The shipbroker added that “the key question remains: what does this mean for the oil and the tanker market? The pace of global economic recovery, the speed of clean energy adoption, and OPEC+’s production decisions will all be crucial in determining the market’s future course. The coming months will be a tense tightrope walk for the oil market. The long-term outlook for crude oil tankers presents a complex picture. While the International Energy Agency’s (IEA) projections suggest a peak in oil demand by 2029, this does not necessarily translate into a decline for the crude tanker market. New crude oil tanker orders placed today may primarily function as replacement tonnage for an aging fleet, rather than signifying significant capacity expansion”.

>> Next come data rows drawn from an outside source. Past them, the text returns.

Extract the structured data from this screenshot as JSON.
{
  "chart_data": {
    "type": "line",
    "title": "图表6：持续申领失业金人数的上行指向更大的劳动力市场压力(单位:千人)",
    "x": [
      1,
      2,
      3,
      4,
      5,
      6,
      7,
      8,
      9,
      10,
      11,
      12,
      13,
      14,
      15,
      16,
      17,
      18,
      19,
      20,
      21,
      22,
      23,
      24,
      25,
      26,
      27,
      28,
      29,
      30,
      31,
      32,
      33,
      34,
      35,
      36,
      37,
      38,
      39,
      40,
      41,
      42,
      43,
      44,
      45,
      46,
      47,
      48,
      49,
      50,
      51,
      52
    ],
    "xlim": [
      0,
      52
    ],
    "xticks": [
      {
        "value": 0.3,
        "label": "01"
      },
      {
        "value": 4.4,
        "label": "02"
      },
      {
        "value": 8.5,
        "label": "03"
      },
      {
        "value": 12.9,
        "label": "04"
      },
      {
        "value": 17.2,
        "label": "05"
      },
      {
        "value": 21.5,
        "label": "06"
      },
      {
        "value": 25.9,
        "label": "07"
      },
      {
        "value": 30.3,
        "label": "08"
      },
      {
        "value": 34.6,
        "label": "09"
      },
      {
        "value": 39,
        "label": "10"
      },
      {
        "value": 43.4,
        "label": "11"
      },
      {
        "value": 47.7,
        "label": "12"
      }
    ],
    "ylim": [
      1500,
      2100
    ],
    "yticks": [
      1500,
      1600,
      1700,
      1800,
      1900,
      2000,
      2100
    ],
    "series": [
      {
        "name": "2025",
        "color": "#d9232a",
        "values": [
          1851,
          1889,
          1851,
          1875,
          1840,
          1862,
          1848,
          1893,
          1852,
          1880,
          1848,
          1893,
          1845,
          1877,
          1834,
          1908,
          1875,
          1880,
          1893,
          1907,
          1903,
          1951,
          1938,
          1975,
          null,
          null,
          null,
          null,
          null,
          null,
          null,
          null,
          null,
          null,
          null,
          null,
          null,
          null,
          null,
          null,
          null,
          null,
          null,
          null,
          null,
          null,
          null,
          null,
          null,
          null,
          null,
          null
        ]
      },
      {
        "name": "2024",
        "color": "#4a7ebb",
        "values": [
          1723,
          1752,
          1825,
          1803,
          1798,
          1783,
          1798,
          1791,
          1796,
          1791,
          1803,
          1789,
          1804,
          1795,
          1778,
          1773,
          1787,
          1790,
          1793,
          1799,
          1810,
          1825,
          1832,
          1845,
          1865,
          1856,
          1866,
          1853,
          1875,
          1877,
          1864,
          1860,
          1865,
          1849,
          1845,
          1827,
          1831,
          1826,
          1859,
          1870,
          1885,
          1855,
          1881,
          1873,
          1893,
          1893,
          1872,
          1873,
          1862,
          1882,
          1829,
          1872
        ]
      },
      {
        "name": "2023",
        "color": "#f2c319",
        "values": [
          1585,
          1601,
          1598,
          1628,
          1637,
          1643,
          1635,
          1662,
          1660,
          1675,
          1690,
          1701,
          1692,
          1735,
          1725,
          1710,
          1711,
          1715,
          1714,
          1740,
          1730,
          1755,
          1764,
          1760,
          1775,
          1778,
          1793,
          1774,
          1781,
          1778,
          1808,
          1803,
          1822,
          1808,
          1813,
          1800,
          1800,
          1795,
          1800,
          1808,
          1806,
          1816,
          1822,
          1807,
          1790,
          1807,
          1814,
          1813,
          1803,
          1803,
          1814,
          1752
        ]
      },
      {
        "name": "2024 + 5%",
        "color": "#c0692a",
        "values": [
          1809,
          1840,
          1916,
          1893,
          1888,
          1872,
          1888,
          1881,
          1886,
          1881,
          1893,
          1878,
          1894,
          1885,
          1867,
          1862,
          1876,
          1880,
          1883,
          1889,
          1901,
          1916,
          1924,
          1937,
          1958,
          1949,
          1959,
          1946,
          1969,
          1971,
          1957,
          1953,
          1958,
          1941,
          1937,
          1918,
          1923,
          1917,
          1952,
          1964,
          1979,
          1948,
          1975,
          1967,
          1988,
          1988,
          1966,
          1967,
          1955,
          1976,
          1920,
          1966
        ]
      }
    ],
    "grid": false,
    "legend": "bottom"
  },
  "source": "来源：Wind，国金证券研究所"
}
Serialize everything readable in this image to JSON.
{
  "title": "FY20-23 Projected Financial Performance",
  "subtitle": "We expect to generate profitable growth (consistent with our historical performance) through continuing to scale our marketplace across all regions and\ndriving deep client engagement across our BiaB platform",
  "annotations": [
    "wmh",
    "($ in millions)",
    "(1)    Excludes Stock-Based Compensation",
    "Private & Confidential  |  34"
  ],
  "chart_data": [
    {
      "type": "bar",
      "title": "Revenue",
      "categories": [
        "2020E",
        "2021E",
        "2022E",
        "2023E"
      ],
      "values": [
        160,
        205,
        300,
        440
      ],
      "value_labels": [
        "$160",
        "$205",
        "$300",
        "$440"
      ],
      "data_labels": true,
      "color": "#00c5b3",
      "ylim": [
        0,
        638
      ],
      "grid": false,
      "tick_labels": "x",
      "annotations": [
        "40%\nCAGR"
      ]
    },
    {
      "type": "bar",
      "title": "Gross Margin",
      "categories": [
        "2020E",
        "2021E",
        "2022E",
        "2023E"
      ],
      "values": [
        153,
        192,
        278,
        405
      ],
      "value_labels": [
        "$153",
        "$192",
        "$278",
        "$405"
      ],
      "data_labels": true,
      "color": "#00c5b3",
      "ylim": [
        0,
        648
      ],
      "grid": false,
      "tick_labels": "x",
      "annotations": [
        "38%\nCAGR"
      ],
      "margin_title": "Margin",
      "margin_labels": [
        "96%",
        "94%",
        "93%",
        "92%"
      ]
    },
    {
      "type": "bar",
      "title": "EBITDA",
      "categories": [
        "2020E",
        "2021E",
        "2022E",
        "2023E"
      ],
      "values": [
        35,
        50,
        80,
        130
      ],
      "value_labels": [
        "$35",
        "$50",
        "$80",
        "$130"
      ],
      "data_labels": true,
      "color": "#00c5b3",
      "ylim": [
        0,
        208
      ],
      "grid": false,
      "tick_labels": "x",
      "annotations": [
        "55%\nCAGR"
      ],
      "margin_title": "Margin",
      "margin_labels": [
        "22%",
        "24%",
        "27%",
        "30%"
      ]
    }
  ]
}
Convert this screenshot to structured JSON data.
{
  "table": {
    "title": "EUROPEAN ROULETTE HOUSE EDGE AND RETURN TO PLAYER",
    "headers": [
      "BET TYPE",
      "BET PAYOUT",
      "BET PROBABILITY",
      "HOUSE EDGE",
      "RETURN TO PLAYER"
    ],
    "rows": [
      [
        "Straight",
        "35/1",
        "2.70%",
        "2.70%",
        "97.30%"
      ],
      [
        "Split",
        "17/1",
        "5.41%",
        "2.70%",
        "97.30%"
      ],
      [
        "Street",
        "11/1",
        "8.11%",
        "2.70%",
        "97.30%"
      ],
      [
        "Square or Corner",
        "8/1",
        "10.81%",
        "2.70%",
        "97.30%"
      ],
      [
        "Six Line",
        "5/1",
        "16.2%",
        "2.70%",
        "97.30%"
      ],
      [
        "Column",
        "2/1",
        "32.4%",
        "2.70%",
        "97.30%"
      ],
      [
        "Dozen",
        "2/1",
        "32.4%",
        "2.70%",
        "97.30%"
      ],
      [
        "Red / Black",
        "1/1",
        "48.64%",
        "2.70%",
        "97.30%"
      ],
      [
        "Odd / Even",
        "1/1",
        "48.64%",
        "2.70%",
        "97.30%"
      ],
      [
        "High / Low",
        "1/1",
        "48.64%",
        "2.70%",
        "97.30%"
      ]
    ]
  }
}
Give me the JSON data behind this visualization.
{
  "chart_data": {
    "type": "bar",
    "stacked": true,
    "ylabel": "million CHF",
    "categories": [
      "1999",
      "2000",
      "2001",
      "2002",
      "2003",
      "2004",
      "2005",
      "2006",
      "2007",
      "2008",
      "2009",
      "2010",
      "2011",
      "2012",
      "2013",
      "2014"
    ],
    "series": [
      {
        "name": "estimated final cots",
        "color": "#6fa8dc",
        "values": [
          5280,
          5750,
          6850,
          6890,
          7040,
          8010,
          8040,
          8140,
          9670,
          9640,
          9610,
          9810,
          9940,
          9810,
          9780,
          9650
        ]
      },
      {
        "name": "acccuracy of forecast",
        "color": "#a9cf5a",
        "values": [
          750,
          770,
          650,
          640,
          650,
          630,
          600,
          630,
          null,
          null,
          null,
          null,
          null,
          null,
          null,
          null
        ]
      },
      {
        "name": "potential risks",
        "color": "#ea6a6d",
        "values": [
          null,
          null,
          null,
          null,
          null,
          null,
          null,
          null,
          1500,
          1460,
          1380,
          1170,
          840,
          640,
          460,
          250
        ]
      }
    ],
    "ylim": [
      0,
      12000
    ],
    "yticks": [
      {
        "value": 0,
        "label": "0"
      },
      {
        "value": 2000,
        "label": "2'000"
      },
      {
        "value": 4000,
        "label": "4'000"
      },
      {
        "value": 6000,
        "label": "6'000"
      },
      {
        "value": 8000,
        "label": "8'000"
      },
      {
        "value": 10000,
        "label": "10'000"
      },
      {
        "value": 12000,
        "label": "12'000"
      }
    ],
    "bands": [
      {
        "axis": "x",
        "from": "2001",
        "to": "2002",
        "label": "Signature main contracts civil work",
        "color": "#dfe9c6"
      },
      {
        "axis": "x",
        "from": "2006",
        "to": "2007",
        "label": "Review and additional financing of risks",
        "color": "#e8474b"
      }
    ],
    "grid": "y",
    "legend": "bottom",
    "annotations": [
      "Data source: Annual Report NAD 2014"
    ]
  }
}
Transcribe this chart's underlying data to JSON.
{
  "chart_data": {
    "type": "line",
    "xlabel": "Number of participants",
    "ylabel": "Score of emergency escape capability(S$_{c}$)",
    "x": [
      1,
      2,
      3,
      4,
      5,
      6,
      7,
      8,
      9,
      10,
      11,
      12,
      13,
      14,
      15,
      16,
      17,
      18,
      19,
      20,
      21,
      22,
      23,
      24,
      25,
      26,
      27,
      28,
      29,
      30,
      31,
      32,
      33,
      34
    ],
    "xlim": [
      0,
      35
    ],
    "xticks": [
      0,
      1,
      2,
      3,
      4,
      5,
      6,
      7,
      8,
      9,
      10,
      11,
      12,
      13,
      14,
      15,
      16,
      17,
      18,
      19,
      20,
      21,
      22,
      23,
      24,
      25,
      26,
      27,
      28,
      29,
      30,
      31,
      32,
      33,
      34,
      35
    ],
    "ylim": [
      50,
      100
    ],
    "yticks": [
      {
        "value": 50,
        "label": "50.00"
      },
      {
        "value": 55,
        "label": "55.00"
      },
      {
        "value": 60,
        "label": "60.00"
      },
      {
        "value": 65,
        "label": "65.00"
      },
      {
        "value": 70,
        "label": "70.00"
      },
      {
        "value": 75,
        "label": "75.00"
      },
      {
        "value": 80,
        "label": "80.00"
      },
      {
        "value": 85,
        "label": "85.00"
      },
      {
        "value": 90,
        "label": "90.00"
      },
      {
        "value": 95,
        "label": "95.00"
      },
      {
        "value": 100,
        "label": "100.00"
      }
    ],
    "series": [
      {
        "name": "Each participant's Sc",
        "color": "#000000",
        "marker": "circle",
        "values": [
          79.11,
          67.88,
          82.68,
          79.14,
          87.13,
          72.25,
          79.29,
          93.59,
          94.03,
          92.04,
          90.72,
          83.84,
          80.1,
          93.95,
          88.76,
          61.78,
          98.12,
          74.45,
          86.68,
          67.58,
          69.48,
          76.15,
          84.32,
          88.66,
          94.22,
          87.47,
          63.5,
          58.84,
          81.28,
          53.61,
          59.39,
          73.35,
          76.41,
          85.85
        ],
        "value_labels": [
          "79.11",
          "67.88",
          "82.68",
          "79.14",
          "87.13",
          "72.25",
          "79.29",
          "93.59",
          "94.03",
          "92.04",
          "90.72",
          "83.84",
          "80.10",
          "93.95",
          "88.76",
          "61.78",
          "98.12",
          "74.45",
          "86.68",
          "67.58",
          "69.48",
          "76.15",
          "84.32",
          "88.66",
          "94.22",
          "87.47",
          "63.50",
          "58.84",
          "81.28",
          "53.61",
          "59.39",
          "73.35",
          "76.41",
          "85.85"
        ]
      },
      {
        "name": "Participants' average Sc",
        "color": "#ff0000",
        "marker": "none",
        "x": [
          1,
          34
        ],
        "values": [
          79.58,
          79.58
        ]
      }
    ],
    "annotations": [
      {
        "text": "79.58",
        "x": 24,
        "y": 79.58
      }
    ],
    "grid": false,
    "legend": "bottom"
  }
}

According to Xclusiv’s analysis, “several factors suggest that the crude tanker market may remain healthy beyond 2030. Firstly, even after a peak in oil demand, the total volume of crude oil shipped is likely to remain substantial. Secondly, the existing fleet of crude oil tankers is aging, necessitating replacements. Thirdly, stricter environmental regulations will likely impact the operational efficiency of older vessels. Finally, a significant pool of tankers remains engaged in sanctioned trades, further limiting available capacity. The confluence of these factors suggests that the global crude tanker market may exhibit continued stability, even after a peak in oil demand”.

Source: Xclusiv

The shipbroker concluded that “the Baltic Exchange Suezmax TCE is standing at USD 48,054/day, which is slightly higher than the year-to-date average of $45,000/day. However, the VLCC TCE ended the week at USD 34,477/day, plummeting nearly 32% on a monthly basis, and reaching its lowest level since early January 2024. On the product, the MR Pacific Basket got off to a strong start in June 2024, reaching a daily high of USD 51,267 on June 7th. This was the highest level since February 2024. However, it closed the week at USD 42,101/day, reflecting a 18% decline on a weekly basis. On the other hand, the MR Atlantic Basket closed at USD 26,360/day, counting 10 consecutive negative closings, and decreasing around 50% since late May 2024. MR rates have been steadily declining in recent days with no immediate signs of recovery. However, a healthy supply of MR vessels typically plays a crucial role in maintaining strong freight rates in the MR sector”.